Despite a second consecutive quarter of revenue decline, earnings are better than expectedApple’s iPhone shipments bounced back from supply chain disruptions in the holiday period, though revenue still declined year on year for the second quarter in a row due to what the company described as a “tougher” economic environment and currency headwinds.
Luca Maestri, Apple’s chief financial officer, said that Apple saw “significant acceleration of iPhone revenues from December to February”. Sales of the iPhone, which made up 54 percent of Apple’s total revenue in the first quarter, increased by 2 percent to $51.3bn. This was ahead of expectations of $48.9bn.
Investors were relieved to see the increase in sales after a outbreak at Foxconn’s “iPhone City”, which had halted production in November.
Tim Cook, the chief executive of Apple, said that Apple has made it through this “parade of horribles”. . . Between the pandemic, the shortage of chips and macroeconomic factors”. He continued: “The supply chains have been resilient, and we feel great about where we are and our plans.”
Total revenues dropped by 2.5 percent year-on-year to $94.8bn for the three months ending March. This was due to sharp drops in Mac computer and iPad sales. Net profits fell by 3.4 percent to $24.2bn. According to Refinitiv, analysts had forecast $93bn of revenue and $22.6bn of net profits.
Maestri attributed the 5.4 percent revenue drop to “significant headwinds” in foreign exchange. He said that revenues would have increased by 3 percent in constant currency.
Asia, excluding China, Japan and Korea, showed the most growth, with revenues increasing by 15.3 percent to $8.1bn. Cook reported that the group’s revenues had reached record levels in Mexico, Indonesia and Turkey.
Apple also has a push in India where Cook recently met with the Prime Minister and opened its first stores. Cook commented on the trip: “There’s a lot more people entering the middle class in India, and I feel like it’s at a turning point.”

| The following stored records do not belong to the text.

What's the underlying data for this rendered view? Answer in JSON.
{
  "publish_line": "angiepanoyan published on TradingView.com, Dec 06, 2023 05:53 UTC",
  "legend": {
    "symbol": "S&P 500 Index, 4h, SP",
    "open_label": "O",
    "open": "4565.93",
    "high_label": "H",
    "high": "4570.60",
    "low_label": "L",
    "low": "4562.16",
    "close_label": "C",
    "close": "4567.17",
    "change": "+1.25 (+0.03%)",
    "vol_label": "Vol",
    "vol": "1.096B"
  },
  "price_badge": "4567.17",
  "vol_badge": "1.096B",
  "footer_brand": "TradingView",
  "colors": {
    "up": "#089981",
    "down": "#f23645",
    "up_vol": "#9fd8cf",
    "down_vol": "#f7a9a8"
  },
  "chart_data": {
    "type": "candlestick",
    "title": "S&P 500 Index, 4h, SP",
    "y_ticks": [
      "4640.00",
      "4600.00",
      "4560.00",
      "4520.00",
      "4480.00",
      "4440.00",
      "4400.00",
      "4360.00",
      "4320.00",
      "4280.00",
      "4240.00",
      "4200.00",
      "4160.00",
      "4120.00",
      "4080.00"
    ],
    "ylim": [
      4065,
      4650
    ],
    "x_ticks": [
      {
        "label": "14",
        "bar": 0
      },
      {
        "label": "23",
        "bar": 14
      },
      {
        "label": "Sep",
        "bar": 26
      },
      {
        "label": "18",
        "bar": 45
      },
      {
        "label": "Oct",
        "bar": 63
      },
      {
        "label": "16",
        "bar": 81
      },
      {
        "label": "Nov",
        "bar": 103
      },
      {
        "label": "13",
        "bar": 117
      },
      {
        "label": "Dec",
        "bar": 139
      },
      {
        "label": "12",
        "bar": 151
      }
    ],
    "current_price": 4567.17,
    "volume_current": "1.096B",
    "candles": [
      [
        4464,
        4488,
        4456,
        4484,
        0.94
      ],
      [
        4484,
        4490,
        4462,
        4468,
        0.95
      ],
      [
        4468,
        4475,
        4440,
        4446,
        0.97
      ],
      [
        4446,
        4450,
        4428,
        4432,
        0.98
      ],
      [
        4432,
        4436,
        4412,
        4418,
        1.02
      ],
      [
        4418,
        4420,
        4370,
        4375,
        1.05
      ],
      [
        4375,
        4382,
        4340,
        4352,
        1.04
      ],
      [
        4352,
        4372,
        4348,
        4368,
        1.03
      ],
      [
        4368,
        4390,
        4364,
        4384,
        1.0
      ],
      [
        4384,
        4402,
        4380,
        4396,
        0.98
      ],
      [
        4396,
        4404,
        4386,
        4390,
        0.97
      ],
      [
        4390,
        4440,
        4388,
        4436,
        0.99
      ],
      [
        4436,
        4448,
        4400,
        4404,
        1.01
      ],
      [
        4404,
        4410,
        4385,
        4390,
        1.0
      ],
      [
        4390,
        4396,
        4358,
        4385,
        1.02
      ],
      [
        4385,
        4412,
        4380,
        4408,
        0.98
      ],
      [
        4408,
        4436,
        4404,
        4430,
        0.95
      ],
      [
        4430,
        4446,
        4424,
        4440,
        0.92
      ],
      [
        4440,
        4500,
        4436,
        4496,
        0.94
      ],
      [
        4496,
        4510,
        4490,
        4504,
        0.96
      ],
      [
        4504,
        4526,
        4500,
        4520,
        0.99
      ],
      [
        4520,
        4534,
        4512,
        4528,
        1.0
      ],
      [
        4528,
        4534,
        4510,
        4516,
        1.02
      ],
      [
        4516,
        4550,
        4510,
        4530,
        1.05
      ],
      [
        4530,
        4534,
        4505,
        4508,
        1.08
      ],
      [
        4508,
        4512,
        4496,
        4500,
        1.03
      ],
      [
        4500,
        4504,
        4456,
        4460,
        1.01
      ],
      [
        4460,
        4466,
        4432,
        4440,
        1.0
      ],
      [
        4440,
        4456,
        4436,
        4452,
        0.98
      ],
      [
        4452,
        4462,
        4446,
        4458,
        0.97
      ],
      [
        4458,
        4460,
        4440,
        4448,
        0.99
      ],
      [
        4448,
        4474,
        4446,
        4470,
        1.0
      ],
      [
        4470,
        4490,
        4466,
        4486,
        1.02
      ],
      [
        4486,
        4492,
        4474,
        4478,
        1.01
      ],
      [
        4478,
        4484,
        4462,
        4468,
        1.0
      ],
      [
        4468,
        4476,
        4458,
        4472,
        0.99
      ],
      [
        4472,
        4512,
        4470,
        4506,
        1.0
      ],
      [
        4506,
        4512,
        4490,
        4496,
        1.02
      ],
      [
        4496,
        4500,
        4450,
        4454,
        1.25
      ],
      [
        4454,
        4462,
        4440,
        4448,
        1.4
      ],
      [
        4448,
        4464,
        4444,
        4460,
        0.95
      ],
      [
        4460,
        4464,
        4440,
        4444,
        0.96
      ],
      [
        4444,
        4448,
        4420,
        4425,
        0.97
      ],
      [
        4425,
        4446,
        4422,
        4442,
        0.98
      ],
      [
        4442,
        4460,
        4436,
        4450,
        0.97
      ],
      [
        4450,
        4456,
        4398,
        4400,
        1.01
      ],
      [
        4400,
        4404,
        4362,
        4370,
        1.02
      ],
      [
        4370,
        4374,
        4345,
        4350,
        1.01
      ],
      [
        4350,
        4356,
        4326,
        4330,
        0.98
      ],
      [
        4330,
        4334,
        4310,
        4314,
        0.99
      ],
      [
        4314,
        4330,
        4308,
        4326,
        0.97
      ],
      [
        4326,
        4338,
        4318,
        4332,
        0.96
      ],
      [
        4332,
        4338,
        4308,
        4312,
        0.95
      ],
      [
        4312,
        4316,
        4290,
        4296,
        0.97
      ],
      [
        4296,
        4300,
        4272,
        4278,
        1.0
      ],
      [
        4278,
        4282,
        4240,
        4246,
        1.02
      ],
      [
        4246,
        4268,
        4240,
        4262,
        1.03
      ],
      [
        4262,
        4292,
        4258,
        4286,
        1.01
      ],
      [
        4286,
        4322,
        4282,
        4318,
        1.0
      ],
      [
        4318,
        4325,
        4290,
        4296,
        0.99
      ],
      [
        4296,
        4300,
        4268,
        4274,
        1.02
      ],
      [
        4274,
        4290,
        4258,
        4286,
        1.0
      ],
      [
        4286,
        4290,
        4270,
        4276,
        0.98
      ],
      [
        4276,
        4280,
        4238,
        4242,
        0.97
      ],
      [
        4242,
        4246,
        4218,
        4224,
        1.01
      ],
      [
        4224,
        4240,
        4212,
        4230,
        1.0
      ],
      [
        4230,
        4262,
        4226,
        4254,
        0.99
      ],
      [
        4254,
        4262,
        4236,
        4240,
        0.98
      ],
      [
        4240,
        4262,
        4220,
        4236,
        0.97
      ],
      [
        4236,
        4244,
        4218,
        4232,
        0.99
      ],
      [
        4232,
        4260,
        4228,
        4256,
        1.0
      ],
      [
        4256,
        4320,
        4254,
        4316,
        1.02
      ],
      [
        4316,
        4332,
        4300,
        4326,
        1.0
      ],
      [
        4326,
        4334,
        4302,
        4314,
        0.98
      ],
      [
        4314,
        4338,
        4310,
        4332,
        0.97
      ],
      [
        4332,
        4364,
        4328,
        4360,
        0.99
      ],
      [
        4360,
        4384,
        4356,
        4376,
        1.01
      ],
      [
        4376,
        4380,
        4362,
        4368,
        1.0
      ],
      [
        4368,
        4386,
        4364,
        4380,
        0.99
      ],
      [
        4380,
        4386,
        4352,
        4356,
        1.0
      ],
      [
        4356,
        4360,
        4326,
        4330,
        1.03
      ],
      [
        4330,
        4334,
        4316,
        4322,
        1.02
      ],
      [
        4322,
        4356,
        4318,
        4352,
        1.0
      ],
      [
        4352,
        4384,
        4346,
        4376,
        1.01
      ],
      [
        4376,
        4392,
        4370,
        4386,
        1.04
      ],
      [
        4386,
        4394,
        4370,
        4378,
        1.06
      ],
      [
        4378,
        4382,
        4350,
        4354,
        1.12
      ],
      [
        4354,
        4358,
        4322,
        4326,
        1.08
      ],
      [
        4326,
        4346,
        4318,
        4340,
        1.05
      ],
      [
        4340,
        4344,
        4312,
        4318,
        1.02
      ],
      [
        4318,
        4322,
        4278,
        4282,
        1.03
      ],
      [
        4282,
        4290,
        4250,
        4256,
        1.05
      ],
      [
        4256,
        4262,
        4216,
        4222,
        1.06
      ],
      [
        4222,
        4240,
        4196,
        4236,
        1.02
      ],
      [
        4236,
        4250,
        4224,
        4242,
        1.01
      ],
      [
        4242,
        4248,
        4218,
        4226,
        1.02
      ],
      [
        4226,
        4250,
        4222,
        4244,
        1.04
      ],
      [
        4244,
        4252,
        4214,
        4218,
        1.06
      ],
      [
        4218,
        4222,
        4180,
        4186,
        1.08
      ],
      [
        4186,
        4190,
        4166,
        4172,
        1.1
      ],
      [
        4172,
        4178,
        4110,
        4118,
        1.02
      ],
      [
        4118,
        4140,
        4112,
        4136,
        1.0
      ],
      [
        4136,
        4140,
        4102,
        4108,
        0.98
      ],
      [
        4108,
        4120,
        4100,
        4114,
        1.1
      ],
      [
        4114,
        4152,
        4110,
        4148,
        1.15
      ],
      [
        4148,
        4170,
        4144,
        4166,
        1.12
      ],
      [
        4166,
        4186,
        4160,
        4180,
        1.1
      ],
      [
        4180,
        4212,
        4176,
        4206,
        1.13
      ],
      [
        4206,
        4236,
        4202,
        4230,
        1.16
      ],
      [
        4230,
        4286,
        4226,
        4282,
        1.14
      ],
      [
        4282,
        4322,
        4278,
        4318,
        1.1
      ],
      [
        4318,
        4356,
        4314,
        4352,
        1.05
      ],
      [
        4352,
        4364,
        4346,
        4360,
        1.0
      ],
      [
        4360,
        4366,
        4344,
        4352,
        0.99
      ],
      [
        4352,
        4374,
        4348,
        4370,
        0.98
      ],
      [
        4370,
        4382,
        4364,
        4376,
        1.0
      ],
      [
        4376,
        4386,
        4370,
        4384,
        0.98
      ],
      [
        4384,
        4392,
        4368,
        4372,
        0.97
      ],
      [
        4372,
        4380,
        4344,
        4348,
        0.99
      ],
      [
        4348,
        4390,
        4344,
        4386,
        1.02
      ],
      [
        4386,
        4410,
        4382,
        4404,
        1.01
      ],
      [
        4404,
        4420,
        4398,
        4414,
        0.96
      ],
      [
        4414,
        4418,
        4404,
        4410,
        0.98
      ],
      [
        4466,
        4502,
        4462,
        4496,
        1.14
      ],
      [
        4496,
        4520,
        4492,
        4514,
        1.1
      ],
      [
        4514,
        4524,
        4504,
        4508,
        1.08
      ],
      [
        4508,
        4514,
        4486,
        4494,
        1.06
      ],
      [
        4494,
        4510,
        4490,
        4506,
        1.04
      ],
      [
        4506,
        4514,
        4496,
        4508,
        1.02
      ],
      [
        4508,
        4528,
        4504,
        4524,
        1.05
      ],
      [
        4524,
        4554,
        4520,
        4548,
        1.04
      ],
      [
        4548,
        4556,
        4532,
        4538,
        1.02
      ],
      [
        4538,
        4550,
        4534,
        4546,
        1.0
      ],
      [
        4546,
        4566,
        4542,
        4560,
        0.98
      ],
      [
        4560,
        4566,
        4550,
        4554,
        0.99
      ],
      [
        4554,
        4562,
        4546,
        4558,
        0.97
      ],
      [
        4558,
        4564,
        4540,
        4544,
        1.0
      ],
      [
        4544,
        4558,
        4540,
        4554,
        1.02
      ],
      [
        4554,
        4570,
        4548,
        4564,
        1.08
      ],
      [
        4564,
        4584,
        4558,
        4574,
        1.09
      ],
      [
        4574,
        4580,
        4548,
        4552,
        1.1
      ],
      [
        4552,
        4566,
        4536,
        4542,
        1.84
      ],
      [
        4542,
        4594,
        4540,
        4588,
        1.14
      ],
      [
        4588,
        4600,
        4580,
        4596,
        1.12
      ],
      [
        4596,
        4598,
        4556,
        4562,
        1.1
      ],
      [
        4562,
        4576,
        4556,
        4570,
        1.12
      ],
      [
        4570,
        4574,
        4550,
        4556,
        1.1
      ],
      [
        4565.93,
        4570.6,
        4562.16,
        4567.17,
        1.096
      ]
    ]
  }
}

Sales in China fell by about 3% and in the US, they dropped by about 8%. Maestri informed investors that the overall revenue growth would be similar to the March quarter. Inferring that sales will again shrink slightly compared to a year ago.
Apple’s services division has become a major driver of its revenue growth. The company now has almost twice as many paying subscribers worldwide for digital services such as music, movies, and iCloud Storage. According to Maestri who called Apple’s “economic motor” for the long-term, this was an increase by 150mn over the last 12 months.
The division’s revenue, which includes App Store fees and licensing, increased by 5.5 percent to $20,1bn. This was in line with expectations, but less than the 17 percent increase recorded last year. This division was responsible for 22% of Apple’s revenue. It had margins at 71 percent, compared to 36.7 percent for hardware.
Sales of Apple products were lower than they were a year earlier, except for the iPhone. Analysts had predicted a 25 percent decline in Mac sales, but the actual drop was 31 percent. As expected, iPad sales were down 13%, and wearables, including AirPods, the Apple Watch and Apple Watch Series 3, were also down 1%.
Dipanjan Chatterjee of Forrester said that these declines are “a sign of the steep climb consumer brands will have to face in the months to come as consumers become more wary about overextending themselves”.
He added, “The pandemic euphoria of spending is over.”
Cook was asked to comment on Apple’s artificial intelligence efforts, an area of growth where some observers feared it would fall behind Microsoft and Alphabet in their more public efforts.
He said that AI is “huge” in Apple’s future, and the company has made “enormous advances” in integrating AI and Machine Learning throughout its ecosystem.
“I think it is very important to approach these issues with deliberateness and thought.” Cook stated that there are a few issues to be resolved, and they’re being discussed in many different places.
Apple has announced that the board of directors approved the purchase of shares worth $90bn in the next 12 months. This was expected. According to S&P Global Market Intelligence, Apple has bought back nearly $600bn worth of shares in the last decade.
In after-hours trades on Thursday, the company’s stock, which had already risen by about a third in this year, grew another 2,4%.